I carabinieri del reparto tutela agroalimentare di Messina hanno dato esecuzione a un provvedimento di sequestro preventivo emesso dal gip del tribunale di Enna contro dieci imprenditori agricoli nel messinese, accusati di aver orchestrato una complessa truffa ai danni dell’Agea per ottenere indebitamente contributi pubblici destinati al comparto agricolo.
L’operazione, coordinata dalla procura europea di Palermo e convenzionalmente denominata “Grazing code 2”, ha portato al blocco di beni, disponibilità finanziarie e titoli di pagamento per un valore complessivo di un milione e 400 mila euro.
Al centro dell’indagine condotta dai militari, che operano sotto le dipendenze funzionali del ministero dell’agricoltura, vi è un meccanismo elusivo basato sulla dichiarazione di attività di pascolamento fittizie. Secondo quanto ricostruito dagli investigatori, gli indagati avrebbero attestato nelle domande di pagamento relative alla pac di aver movimentato il bestiame su superfici agricole esterne alle proprie aziende. Tuttavia, per rendere credibile la messinscena ed evitare i rigidi controlli veterinari previsti dalla legge, gli allevatori avrebbero omesso sistematicamente di attivare il cosiddetto codice pascolo.

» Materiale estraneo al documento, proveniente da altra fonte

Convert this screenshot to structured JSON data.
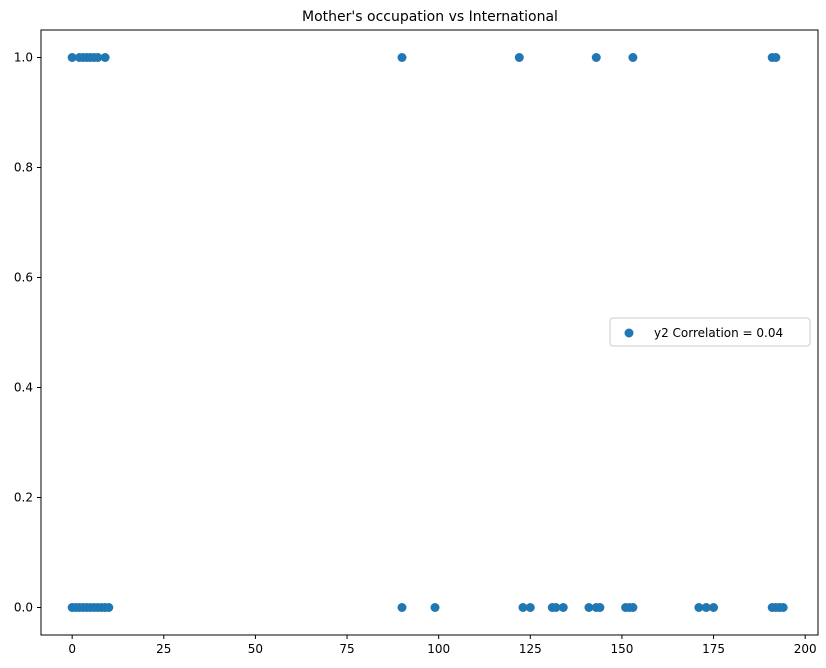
{
  "chart_data": {
    "type": "scatter",
    "title": "Mother's occupation vs International",
    "xlabel": "",
    "ylabel": "",
    "xlim": [
      -8.5,
      203.5
    ],
    "ylim": [
      -0.05,
      1.05
    ],
    "x_ticks": [
      0,
      25,
      50,
      75,
      100,
      125,
      150,
      175,
      200
    ],
    "y_ticks": [
      0.0,
      0.2,
      0.4,
      0.6,
      0.8,
      1.0
    ],
    "x_tick_labels": [
      "0",
      "25",
      "50",
      "75",
      "100",
      "125",
      "150",
      "175",
      "200"
    ],
    "y_tick_labels": [
      "0.0",
      "0.2",
      "0.4",
      "0.6",
      "0.8",
      "1.0"
    ],
    "grid": false,
    "legend_position": "center-right",
    "marker_color": "#1f77b4",
    "series": [
      {
        "name": "y2 Correlation = 0.04",
        "points": [
          [
            0,
            1
          ],
          [
            2,
            1
          ],
          [
            3,
            1
          ],
          [
            4,
            1
          ],
          [
            5,
            1
          ],
          [
            6,
            1
          ],
          [
            7,
            1
          ],
          [
            9,
            1
          ],
          [
            90,
            1
          ],
          [
            122,
            1
          ],
          [
            143,
            1
          ],
          [
            153,
            1
          ],
          [
            191,
            1
          ],
          [
            192,
            1
          ],
          [
            0,
            0
          ],
          [
            1,
            0
          ],
          [
            2,
            0
          ],
          [
            3,
            0
          ],
          [
            4,
            0
          ],
          [
            5,
            0
          ],
          [
            6,
            0
          ],
          [
            7,
            0
          ],
          [
            8,
            0
          ],
          [
            9,
            0
          ],
          [
            10,
            0
          ],
          [
            90,
            0
          ],
          [
            99,
            0
          ],
          [
            123,
            0
          ],
          [
            125,
            0
          ],
          [
            131,
            0
          ],
          [
            132,
            0
          ],
          [
            134,
            0
          ],
          [
            141,
            0
          ],
          [
            143,
            0
          ],
          [
            144,
            0
          ],
          [
            151,
            0
          ],
          [
            152,
            0
          ],
          [
            153,
            0
          ],
          [
            171,
            0
          ],
          [
            173,
            0
          ],
          [
            175,
            0
          ],
          [
            191,
            0
          ],
          [
            192,
            0
          ],
          [
            193,
            0
          ],
          [
            194,
            0
          ]
        ]
      }
    ]
  }
}
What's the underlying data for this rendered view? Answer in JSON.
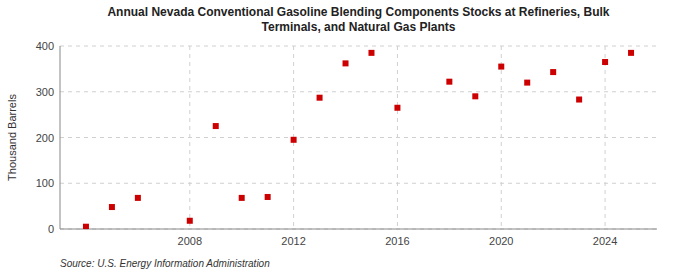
{
  "chart_data": {
    "type": "scatter",
    "title": "Annual Nevada Conventional Gasoline Blending Components Stocks at Refineries, Bulk\nTerminals, and Natural Gas Plants",
    "y_label": "Thousand Barrels",
    "annotations": [
      "Source: U.S. Energy Information Administration"
    ],
    "x": [
      2004,
      2005,
      2006,
      2008,
      2009,
      2010,
      2011,
      2012,
      2013,
      2014,
      2015,
      2016,
      2018,
      2019,
      2020,
      2021,
      2022,
      2023,
      2024,
      2025
    ],
    "values": [
      5,
      48,
      68,
      18,
      225,
      68,
      70,
      195,
      287,
      362,
      385,
      265,
      322,
      290,
      355,
      320,
      343,
      283,
      365,
      385
    ],
    "color": "#cc0000",
    "marker": "square",
    "xlim": [
      2003.0,
      2026.0
    ],
    "xticks": [
      2008,
      2012,
      2016,
      2020,
      2024
    ],
    "ylim": [
      0,
      400
    ],
    "yticks": [
      0,
      100,
      200,
      300,
      400
    ],
    "grid": true
  }
}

Questo requisito rappresenta lo snodo fondamentale della regolarità burocratica e sanitaria, poiché la sua attivazione comunica automaticamente ai veterinari dell’asl la necessità di effettuare verifiche sul campo per accertare la reale presenza degli animali nei terreni indicati. Attraverso l’uso di autodichiarazioni false, gli imprenditori riuscivano a dimostrare il presunto pascolamento sulla carta, precludendo scientemente agli organi di vigilanza la possibilità di intervenire. La normativa europea e nazionale è però categorica sul punto, stabilendo che il diritto ai contributi sia subordinato alla prova ufficiale della movimentazione degli animali registrati nella banca dati nazionale Vetinfo, prova che può esistere solo in presenza del codice pascolo.

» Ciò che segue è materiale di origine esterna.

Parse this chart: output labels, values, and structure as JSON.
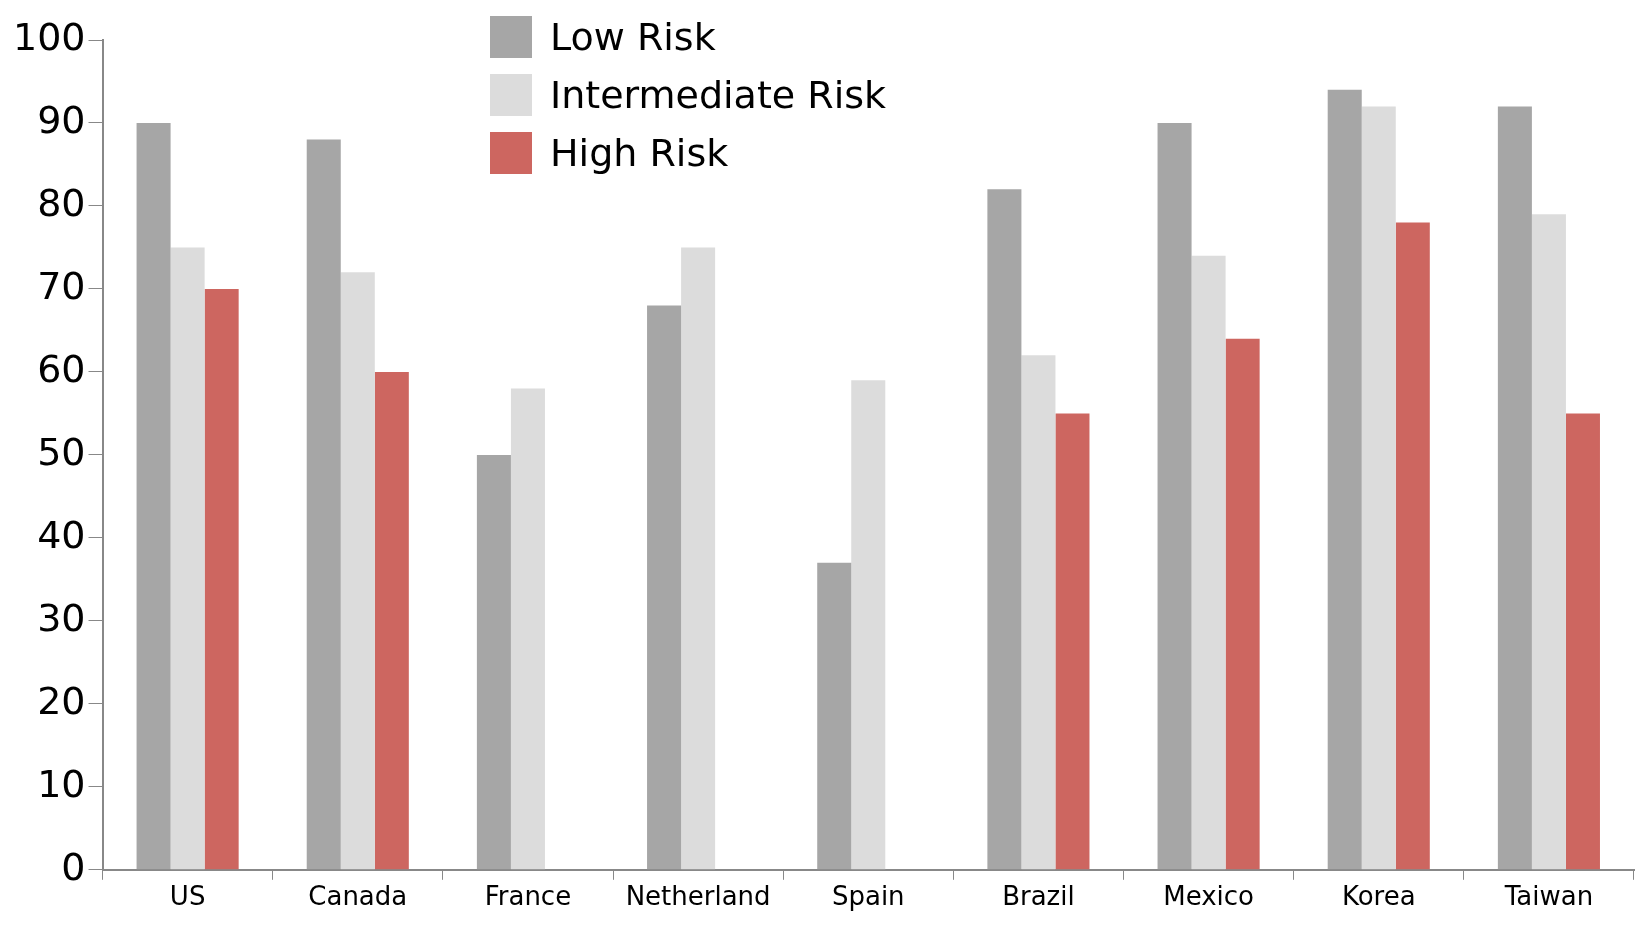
{
  "chart_data": {
    "type": "bar",
    "categories": [
      "US",
      "Canada",
      "France",
      "Netherland",
      "Spain",
      "Brazil",
      "Mexico",
      "Korea",
      "Taiwan"
    ],
    "series": [
      {
        "name": "Low Risk",
        "color": "#a6a6a6",
        "values": [
          90,
          88,
          50,
          68,
          37,
          82,
          90,
          94,
          92
        ]
      },
      {
        "name": "Intermediate Risk",
        "color": "#dcdcdc",
        "values": [
          75,
          72,
          58,
          75,
          59,
          62,
          74,
          92,
          79
        ]
      },
      {
        "name": "High Risk",
        "color": "#cd6660",
        "values": [
          70,
          60,
          null,
          null,
          null,
          55,
          64,
          78,
          55
        ]
      }
    ],
    "ylim": [
      0,
      100
    ],
    "yticks": [
      0,
      10,
      20,
      30,
      40,
      50,
      60,
      70,
      80,
      90,
      100
    ],
    "grid": false,
    "legend": "top"
  }
}
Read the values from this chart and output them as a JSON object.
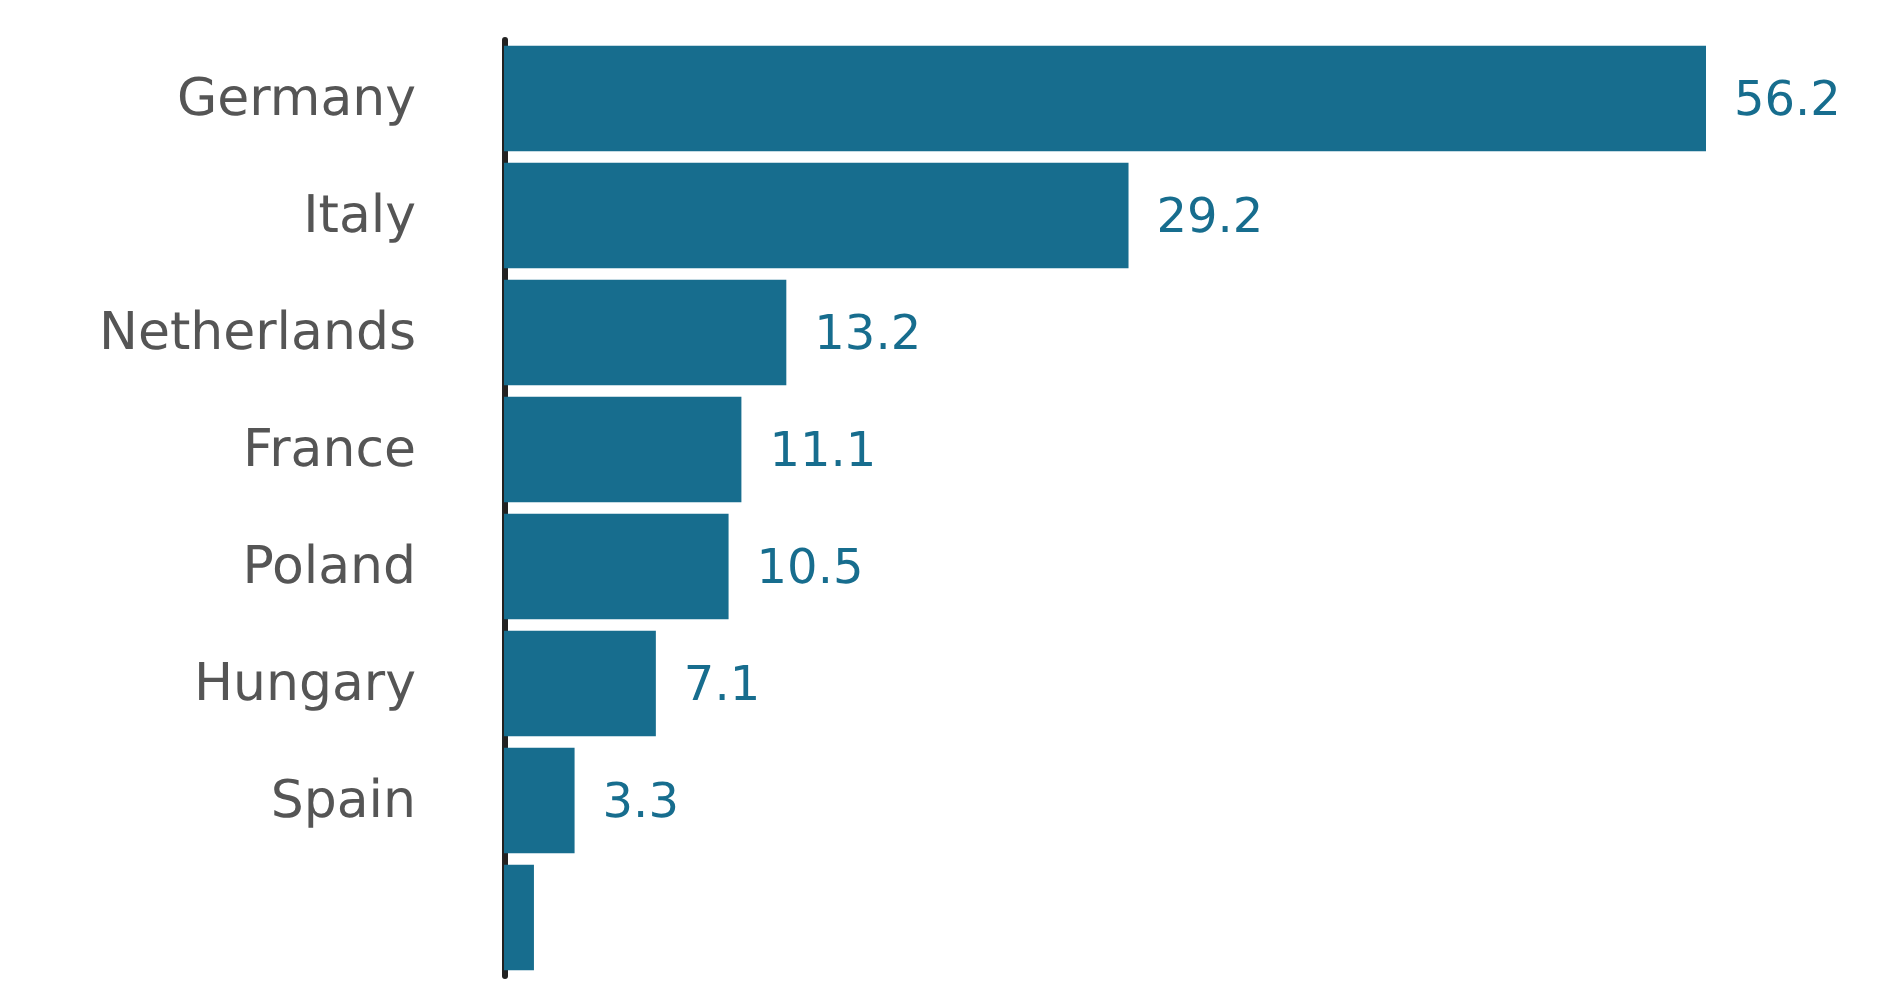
{
  "chart_data": {
    "type": "bar",
    "orientation": "horizontal",
    "categories": [
      "Germany",
      "Italy",
      "Netherlands",
      "France",
      "Poland",
      "Hungary",
      "Spain",
      null
    ],
    "values": [
      56.2,
      29.2,
      13.2,
      11.1,
      10.5,
      7.1,
      3.3,
      1.4
    ],
    "value_labels": [
      "56.2",
      "29.2",
      "13.2",
      "11.1",
      "10.5",
      "7.1",
      "3.3",
      null
    ],
    "color": "#176d8e"
  }
}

L’intervento odierno non solo permette allo stato di recuperare le somme illecitamente percepite, ma lancia un segnale chiaro sulla vigilanza costante dei carabinieri per la tutela agroalimentare contro le frodi che danneggiano i bilanci dell’unione europea. L’azione della procura europea si conferma così un pilastro fondamentale per il coordinamento delle indagini transnazionali, garantendo che le risorse destinate allo sviluppo rurale non finiscano nelle mani di chi opera nell’illegalità, a tutto vantaggio degli imprenditori onesti che rispettano le regole del settore primario.